On QExactive data and compared to CompoundDiscoverer 3.1, SLAW (i) detects 2x more feature groups (8436 vs 4231), (ii) achieves better reproducibility (CV) over the whole range of intensities (13% vs 17%), (iii) finds more frequently features across samples (83% vs 26%), (iv) finds more putative species (1733 vs 1125).
On QTOF data and compared to ProFinder 10, SLAW (i) detects 2x more feature groups (18222 vs 8444), (ii) achieves similar reproducibility (CV ~ 13%), (iii) finds more frequently features across samples (98% vs 83% after gap filling. The pre- number is not available), (iv) finds more putative species (2462 vs 1460).
Large scale data
Exemplarily, we show the analysis of ca. 1200 serum lipidome samples by LC-MSn, both on TOF and Orbitrap. In both cases, SLAW completed the analysis in less than 12 hours. Unfortunately, we can’t compare it to vendor software because it crashes… Despite the sheer number of samples, the number of feature groups is consistent with expectations. Most features have been detected in the majority of samples. The CV (SD) is still large but is before any type of normalization.
Are you interested in using or testing SLAW? The simplest way is to install Docker and pull the latest SLAW version:
docker pull adelabriere/slaw:latest
You’ll find more information on GitHub https://github.com/adelabriere/SLAW (check the wiki). More will be disclosed with the publication of the companion paper.
How can you help us?
Please try it, challenge it, and report your experience.
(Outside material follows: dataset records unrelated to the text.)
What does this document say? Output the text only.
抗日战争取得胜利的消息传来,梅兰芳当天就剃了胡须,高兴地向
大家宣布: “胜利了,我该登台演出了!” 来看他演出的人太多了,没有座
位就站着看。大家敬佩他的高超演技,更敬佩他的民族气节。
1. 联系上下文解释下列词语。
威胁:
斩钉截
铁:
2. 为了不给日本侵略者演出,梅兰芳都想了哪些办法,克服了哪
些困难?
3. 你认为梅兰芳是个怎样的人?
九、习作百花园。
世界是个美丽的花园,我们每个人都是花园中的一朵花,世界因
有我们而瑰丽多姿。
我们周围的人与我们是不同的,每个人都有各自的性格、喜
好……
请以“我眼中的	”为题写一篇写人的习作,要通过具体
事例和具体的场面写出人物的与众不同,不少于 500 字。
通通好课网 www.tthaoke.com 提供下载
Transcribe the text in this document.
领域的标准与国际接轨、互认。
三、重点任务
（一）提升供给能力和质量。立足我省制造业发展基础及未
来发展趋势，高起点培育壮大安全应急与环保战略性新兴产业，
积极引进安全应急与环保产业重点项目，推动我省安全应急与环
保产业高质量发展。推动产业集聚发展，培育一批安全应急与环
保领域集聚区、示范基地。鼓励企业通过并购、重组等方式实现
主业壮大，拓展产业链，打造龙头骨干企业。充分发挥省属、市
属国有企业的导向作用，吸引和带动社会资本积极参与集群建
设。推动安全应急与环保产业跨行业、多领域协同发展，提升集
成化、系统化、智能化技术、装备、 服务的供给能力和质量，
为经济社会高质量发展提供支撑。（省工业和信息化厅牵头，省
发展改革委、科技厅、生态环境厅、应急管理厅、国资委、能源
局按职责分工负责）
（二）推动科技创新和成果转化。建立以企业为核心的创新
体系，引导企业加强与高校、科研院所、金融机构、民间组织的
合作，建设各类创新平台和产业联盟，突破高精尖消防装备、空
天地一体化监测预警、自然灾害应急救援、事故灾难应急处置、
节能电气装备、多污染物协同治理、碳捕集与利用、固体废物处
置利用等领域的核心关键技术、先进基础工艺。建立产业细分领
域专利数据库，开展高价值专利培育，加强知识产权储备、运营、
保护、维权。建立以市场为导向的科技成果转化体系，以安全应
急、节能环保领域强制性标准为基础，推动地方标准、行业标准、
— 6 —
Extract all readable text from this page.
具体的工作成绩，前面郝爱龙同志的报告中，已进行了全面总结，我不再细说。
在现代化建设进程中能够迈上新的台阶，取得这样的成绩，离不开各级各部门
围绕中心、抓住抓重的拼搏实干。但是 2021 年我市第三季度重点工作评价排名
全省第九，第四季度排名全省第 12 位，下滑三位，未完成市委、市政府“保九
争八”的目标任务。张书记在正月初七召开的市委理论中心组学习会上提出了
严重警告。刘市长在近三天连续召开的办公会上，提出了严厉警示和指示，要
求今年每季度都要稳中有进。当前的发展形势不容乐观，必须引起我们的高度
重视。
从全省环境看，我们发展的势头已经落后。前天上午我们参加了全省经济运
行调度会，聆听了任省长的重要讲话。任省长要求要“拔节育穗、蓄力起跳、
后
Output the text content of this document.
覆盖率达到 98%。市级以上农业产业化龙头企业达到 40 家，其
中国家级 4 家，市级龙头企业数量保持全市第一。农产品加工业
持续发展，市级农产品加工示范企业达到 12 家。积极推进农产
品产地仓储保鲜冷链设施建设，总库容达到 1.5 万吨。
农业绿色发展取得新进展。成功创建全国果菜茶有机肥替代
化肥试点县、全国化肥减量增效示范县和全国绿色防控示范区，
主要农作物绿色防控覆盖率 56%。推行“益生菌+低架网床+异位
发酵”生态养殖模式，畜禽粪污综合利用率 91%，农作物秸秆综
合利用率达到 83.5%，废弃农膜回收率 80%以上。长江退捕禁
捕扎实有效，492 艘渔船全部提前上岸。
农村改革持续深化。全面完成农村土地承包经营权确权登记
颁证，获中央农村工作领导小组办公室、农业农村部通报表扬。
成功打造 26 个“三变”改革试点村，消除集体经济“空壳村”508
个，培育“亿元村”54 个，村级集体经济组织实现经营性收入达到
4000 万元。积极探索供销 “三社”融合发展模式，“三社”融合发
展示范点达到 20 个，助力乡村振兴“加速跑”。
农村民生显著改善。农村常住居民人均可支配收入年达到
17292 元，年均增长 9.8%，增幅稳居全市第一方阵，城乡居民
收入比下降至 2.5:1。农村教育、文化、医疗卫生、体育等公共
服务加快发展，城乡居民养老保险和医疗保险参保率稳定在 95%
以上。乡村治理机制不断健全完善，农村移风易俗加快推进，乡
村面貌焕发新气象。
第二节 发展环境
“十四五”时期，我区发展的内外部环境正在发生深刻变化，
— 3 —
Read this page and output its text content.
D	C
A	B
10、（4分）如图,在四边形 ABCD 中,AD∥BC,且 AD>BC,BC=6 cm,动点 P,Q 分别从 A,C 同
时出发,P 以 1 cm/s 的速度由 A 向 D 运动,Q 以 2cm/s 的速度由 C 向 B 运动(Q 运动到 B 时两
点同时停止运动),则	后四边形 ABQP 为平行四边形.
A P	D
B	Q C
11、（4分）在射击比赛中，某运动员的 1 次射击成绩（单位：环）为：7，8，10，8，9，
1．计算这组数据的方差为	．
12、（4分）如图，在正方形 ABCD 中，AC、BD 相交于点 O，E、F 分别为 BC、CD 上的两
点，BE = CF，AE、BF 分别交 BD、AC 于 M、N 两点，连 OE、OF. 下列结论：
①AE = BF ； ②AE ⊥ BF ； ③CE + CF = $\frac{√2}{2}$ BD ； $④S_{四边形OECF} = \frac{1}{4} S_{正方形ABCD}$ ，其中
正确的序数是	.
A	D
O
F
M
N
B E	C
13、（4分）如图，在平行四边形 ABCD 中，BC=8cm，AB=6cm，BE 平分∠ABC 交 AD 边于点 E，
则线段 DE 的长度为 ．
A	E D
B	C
If you like it, just commenting below with a like or a thank you (to Alexis) will be enough to recognize that it is well-received.
If not, tell us what’s bad. Our main interest is in improving the algorithmic part, and we are eager to hear about scalability and parameter optimization. For instance, some TOF data are particularly challenging because of a dependency of peak shape on intensity, MCP ringing, and other issues. If you have good data to share (it doesn’t have to be large scale), it might help.
Comment: We don’t have the resources for troubleshooting data sets, in particular, if the problem is poor chromatography (massive tailing, noise, drifting RTs, overloaded columns, carryover, etc.), wrong instrument tuning, or that you don’t see a metabolite even though you know the m/z, but there is no peak, etc. ;-). For this, we apologize in advance.
Comment: SLAW does not include any GUI or fancy visualization. Such functionalities are not planned. SLAW will remain a stand-alone tool that focuses on the processing of untargeted LC-MS data. In our environment, SLAW is embedded in automated workflows. We have modules that precede SLAW and downstream modules that take SLAW’s output to visualization, analysis, annotation, etc.
Comment: SLAW does not include functionalities for annotation (identification) of features (i.e. by RT, AM, MS2, …). This is a work in progress and will be part of a different module. Therefore, for now, you’ll have to annotate by yourself.